There is strong evidence that the females spend a far higher proportion of their time with yellow-sword males than with transparent sword males ($t_{0.95, 83}$ = 7.2276, $p$-value < 0.0001).  We are 95% confident that females spent between 58.5% and 65.4% of their time with yellow-sword tails.

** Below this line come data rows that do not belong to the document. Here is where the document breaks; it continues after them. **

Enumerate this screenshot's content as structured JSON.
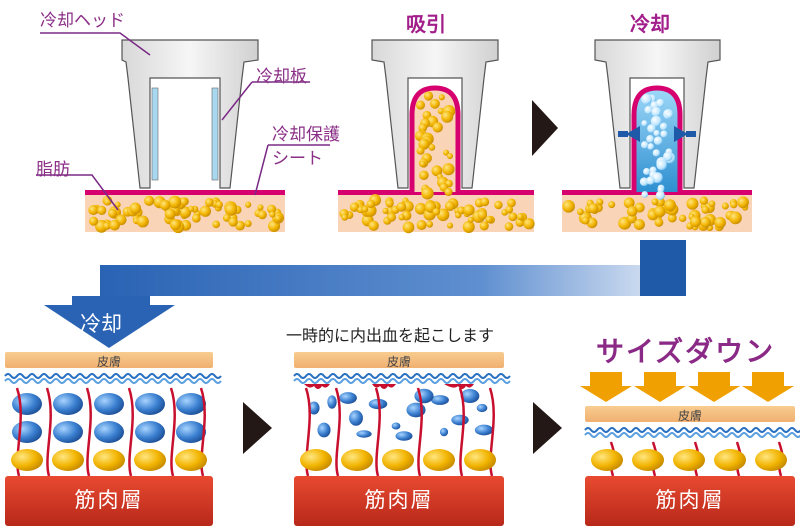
{
  "top": {
    "labels": {
      "cooling_head": "冷却ヘッド",
      "cooling_plate": "冷却板",
      "protective_sheet_line1": "冷却保護",
      "protective_sheet_line2": "シート",
      "fat": "脂肪"
    },
    "step_suction": "吸引",
    "step_cooling": "冷却"
  },
  "bottom": {
    "cooling_arrow_label": "冷却",
    "internal_bleeding_text": "一時的に内出血を起こします",
    "size_down_title": "サイズダウン",
    "skin_label": "皮膚",
    "muscle_label": "筋肉層"
  },
  "colors": {
    "magenta": "#d6006e",
    "fat_yellow": "#f2b400",
    "blue_arrow": "#1f5aa8",
    "skin_orange": "#f5c080",
    "muscle_red": "#d93a28",
    "title_purple": "#8a2a86"
  }
}
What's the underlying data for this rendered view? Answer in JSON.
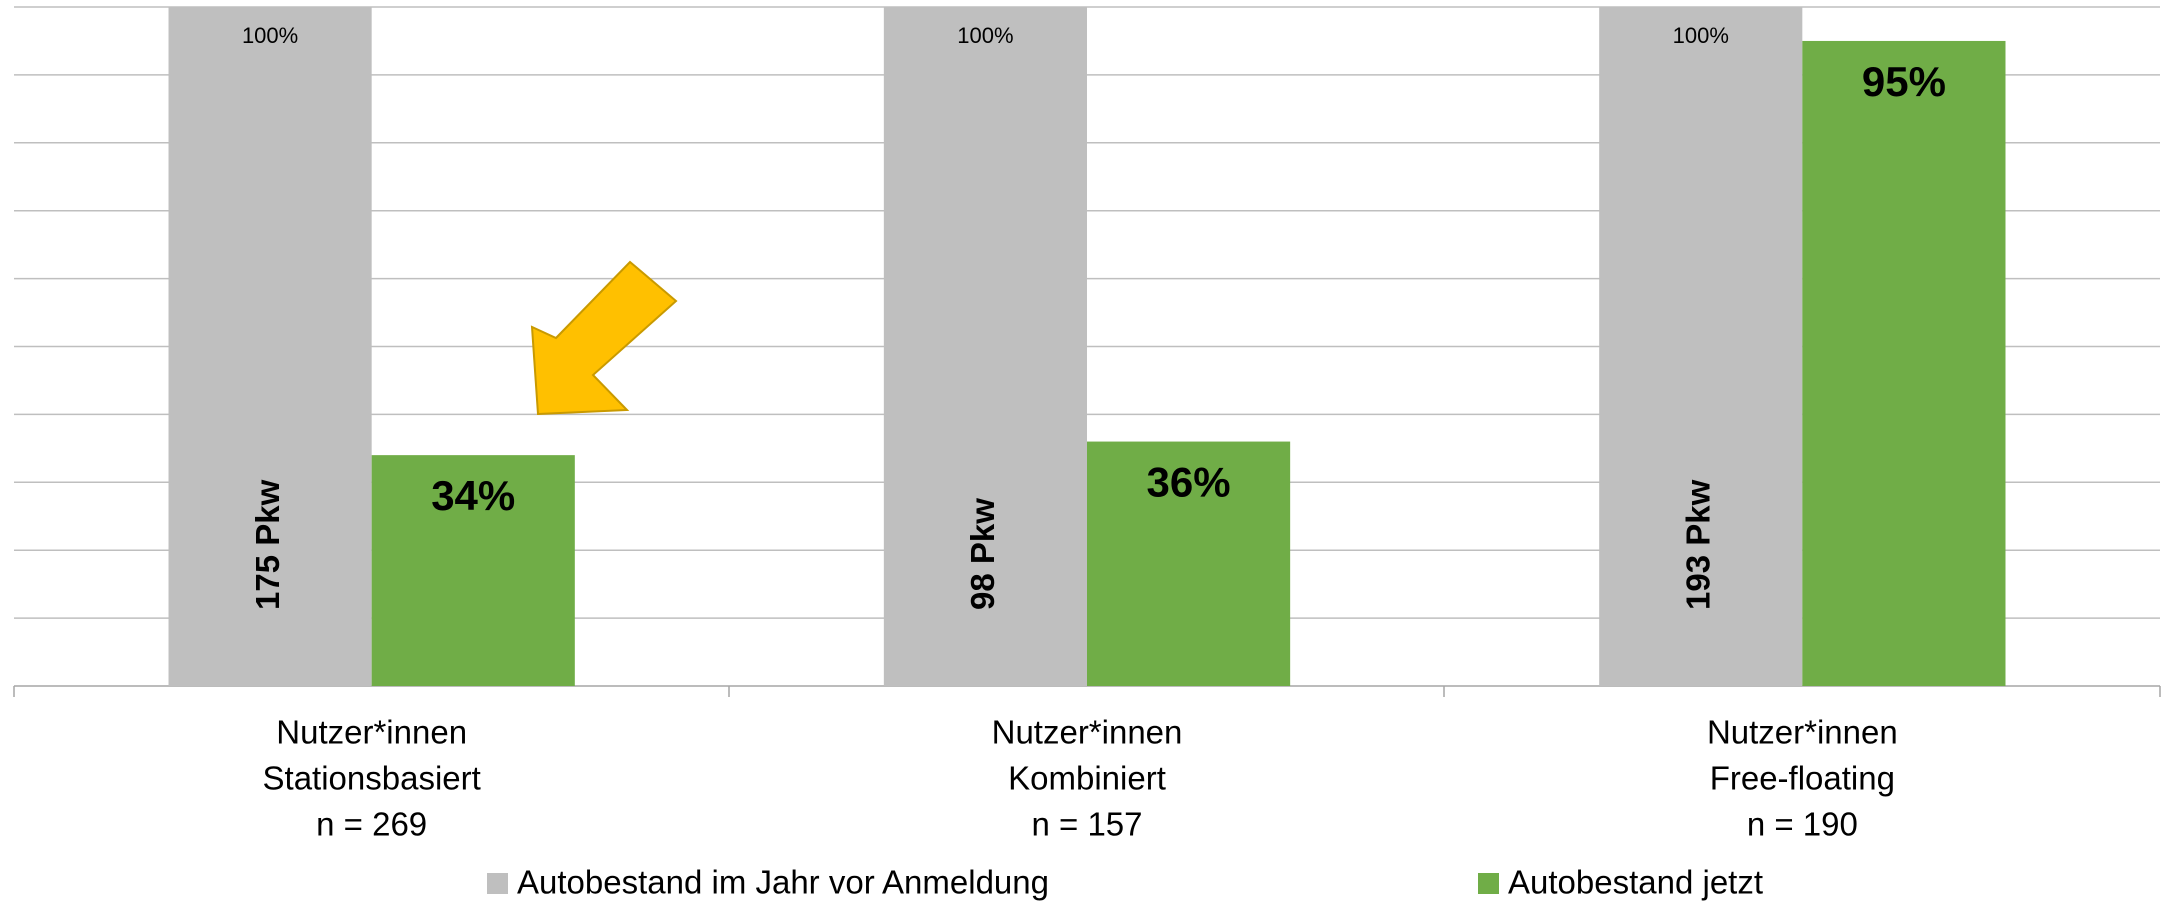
{
  "chart_data": {
    "type": "bar",
    "categories": [
      [
        "Nutzer*innen",
        "Stationsbasiert",
        "n = 269"
      ],
      [
        "Nutzer*innen",
        "Kombiniert",
        "n = 157"
      ],
      [
        "Nutzer*innen",
        "Free-floating",
        "n = 190"
      ]
    ],
    "series": [
      {
        "name": "Autobestand im Jahr vor Anmeldung",
        "color": "#bfbfbf",
        "values": [
          100,
          100,
          100
        ],
        "value_labels": [
          "100%",
          "100%",
          "100%"
        ]
      },
      {
        "name": "Autobestand jetzt",
        "color": "#70ad47",
        "values": [
          34,
          36,
          95
        ],
        "value_labels": [
          "34%",
          "36%",
          "95%"
        ]
      }
    ],
    "annotations": [
      "175 Pkw",
      "98 Pkw",
      "193 Pkw"
    ],
    "ylim": [
      0,
      100
    ],
    "yticks": [
      0,
      10,
      20,
      30,
      40,
      50,
      60,
      70,
      80,
      90,
      100
    ],
    "grid": true,
    "legend": "bottom"
  }
}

# Is there evidence of any linear trend?

In [None]:
ci = df.groupby('Pair')['Length'].mean() - df.groupby('Pair')['Length'].mean().mean()
ci

In [None]:
model = smf.ols('Proportion ~ Pair', data=df).fit()

In [None]:
r = ci
g = ci @ df.groupby('Pair')['Proportion'].mean()
n = df.groupby('Pair')['Proportion'].count()
anova_table = sm.stats.anova_lm(model)
sp = np.sqrt(anova_table.loc['Residual', 'mean_sq'])
se = sp * np.sqrt((ci ** 2) @  (1 / n))
t = g / se
dof = n.sum() - len(n)
pvalue = scipy.stats.t.cdf(t, dof)
print(t, pvalue, dof)

There is only weak evidence of a linear trend ($t_{0.95, 78}$ = -0.4528, $p$-value = 0.3260).